羽生氏は若い世代の意識について、「16歳から30歳くらいまでの国の調査では、結婚後や子どもが生まれても働き続けたいという希望がどんどん増えており、ポジティブな理由で働き続けたい人は7割ほどいる」と説明。その上で、「問題は共働きというよりも、女性が家事・育児を全部1人でやる『ワンオペ』が初期設定となった上で、働き続けようとか子どもを1人、2人と考えることが、壁の根本的な原因ではないか」と分析した。

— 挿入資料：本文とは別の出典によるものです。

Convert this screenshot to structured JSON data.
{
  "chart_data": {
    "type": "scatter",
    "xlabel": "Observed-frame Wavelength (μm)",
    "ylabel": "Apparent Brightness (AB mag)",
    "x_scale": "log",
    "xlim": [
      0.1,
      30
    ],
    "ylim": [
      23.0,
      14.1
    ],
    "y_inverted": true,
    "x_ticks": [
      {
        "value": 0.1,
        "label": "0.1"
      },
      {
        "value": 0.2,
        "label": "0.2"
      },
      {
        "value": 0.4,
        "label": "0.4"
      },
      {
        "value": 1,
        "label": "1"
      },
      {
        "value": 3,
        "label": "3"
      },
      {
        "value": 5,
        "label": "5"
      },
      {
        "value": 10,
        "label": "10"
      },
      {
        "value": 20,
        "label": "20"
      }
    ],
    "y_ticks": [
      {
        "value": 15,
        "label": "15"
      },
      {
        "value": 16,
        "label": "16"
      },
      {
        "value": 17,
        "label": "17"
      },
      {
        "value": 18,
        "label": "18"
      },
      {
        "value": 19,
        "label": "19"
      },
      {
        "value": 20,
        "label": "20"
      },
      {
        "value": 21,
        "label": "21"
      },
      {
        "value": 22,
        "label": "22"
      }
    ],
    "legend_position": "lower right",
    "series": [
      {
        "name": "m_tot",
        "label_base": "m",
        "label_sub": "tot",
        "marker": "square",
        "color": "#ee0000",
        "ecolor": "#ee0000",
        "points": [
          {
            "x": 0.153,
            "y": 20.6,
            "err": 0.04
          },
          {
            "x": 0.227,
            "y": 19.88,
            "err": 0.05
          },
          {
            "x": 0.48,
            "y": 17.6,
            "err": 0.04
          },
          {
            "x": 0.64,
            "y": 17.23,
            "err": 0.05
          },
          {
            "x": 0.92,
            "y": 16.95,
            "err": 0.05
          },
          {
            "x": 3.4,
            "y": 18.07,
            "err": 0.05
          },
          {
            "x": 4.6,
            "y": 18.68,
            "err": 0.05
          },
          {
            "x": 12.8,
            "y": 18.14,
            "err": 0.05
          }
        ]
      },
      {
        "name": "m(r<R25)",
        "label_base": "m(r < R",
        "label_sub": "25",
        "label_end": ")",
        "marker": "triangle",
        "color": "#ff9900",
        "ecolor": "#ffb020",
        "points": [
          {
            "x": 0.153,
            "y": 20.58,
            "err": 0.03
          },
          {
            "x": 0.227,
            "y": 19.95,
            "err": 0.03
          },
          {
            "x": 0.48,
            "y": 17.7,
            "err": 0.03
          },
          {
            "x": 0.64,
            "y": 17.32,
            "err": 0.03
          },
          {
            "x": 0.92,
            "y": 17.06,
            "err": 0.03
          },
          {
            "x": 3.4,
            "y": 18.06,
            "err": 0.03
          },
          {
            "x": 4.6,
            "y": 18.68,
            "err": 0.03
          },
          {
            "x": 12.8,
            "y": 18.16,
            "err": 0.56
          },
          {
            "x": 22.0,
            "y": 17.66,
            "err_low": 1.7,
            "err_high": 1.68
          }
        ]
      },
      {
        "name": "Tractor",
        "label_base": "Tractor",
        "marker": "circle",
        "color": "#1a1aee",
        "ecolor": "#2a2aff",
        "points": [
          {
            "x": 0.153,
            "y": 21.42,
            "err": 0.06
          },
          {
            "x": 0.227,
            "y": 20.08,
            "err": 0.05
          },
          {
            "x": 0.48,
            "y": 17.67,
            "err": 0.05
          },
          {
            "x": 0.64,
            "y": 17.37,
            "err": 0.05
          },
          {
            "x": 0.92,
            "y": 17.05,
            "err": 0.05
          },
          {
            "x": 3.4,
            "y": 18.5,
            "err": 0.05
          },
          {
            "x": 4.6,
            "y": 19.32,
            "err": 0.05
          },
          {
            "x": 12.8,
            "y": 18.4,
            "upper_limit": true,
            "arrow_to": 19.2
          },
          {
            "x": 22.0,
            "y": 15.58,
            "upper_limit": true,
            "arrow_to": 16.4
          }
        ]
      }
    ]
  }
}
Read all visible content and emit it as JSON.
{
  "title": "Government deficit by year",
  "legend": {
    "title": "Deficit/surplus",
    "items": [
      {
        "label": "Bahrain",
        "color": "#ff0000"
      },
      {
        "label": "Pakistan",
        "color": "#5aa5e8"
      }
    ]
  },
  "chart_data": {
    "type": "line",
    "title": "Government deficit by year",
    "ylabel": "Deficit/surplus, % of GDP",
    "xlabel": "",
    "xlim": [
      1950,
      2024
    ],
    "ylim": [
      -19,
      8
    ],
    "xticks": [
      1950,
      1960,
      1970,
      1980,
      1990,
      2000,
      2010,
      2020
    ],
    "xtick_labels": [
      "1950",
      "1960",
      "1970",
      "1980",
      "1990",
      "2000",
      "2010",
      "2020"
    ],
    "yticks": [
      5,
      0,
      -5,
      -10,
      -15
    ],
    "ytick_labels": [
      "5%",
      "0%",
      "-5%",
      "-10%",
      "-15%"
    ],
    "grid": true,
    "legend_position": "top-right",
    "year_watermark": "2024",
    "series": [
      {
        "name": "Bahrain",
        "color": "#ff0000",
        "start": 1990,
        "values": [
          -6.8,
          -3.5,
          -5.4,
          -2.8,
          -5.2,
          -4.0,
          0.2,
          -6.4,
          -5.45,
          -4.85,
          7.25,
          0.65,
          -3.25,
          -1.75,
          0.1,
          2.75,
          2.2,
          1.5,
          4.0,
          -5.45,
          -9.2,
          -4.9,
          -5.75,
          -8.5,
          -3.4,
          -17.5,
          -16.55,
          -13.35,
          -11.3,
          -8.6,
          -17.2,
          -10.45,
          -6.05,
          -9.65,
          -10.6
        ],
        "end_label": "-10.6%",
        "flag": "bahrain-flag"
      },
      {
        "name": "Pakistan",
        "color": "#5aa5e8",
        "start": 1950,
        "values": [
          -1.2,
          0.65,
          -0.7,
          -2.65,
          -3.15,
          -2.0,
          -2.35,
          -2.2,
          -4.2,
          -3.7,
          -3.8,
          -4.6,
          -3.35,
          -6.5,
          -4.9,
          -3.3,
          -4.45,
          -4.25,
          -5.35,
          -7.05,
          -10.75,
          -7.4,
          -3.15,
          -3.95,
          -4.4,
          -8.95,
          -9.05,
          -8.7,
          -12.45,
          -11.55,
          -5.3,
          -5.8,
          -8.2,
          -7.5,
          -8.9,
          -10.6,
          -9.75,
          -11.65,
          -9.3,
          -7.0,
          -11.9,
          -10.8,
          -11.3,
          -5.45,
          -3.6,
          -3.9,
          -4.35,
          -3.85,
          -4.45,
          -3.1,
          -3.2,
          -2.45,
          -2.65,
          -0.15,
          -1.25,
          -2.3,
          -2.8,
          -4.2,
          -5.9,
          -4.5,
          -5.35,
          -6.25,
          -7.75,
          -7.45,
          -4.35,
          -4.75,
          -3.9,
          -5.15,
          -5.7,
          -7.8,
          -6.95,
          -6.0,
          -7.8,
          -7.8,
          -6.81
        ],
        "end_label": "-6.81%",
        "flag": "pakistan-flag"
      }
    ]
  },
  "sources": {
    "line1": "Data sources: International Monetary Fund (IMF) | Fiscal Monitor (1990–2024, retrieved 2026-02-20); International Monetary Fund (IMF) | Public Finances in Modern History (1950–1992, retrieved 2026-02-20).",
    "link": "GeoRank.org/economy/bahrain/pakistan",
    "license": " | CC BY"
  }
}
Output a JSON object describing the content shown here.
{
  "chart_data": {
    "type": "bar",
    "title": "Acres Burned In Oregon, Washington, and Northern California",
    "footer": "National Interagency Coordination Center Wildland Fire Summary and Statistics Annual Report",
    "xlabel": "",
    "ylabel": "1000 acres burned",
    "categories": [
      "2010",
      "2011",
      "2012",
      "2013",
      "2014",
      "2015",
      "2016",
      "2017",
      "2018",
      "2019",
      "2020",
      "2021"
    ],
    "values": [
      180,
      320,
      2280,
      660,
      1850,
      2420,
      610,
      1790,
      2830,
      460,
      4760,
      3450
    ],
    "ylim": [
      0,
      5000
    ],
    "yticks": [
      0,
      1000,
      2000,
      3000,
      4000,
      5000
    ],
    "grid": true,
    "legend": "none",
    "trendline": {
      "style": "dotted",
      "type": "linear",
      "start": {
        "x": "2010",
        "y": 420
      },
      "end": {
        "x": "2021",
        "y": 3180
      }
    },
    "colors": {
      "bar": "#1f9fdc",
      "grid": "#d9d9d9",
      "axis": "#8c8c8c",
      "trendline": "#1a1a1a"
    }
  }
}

番組では、仕事や家庭の環境から2人目を産む気持ちがなくなってしまったという、6歳の娘を育てる30代のおくやまはるかさんが出演し、自身の体験を語った。
おくやまさんは、「2020年のコロナ禍に一人娘を出産し、翌年にはフルタイムで働いていた会社に復帰した。0歳で保育園に預け始め、そこから仕事、転職、引っ越しとバタバタしている間に、2人目を産みたいという気持ちがだんだん薄れていってしまった」と経緯を明かした。
もともとは2、3人子どもがいてもいいと考えていたというが、「平日もギチギチで余裕がなく、休日も平日にできなかった家事をしたり、(翌週の)平日に戻っていくための回復するだけの休日になってしまったりと、とにかく精神的に余裕がないことが辛かった」と吐露する。さらに、家事の分担については「夫とほぼ半々で分担しワンオペではなかったが、それでもしんどくて何度も夫と喧嘩した」と振り返る。
また、一人っ子であることに対する周囲との違いについて、「幼稚園のクラス決めできょうだい構成を申告する際、周りは2人、3人とたくさん産んでいるママさんが多い地域なので、マイノリティである自分に対して『なぜ私は他の人ができていることができないのだろう』と罪の意識を感じることもある」と語った。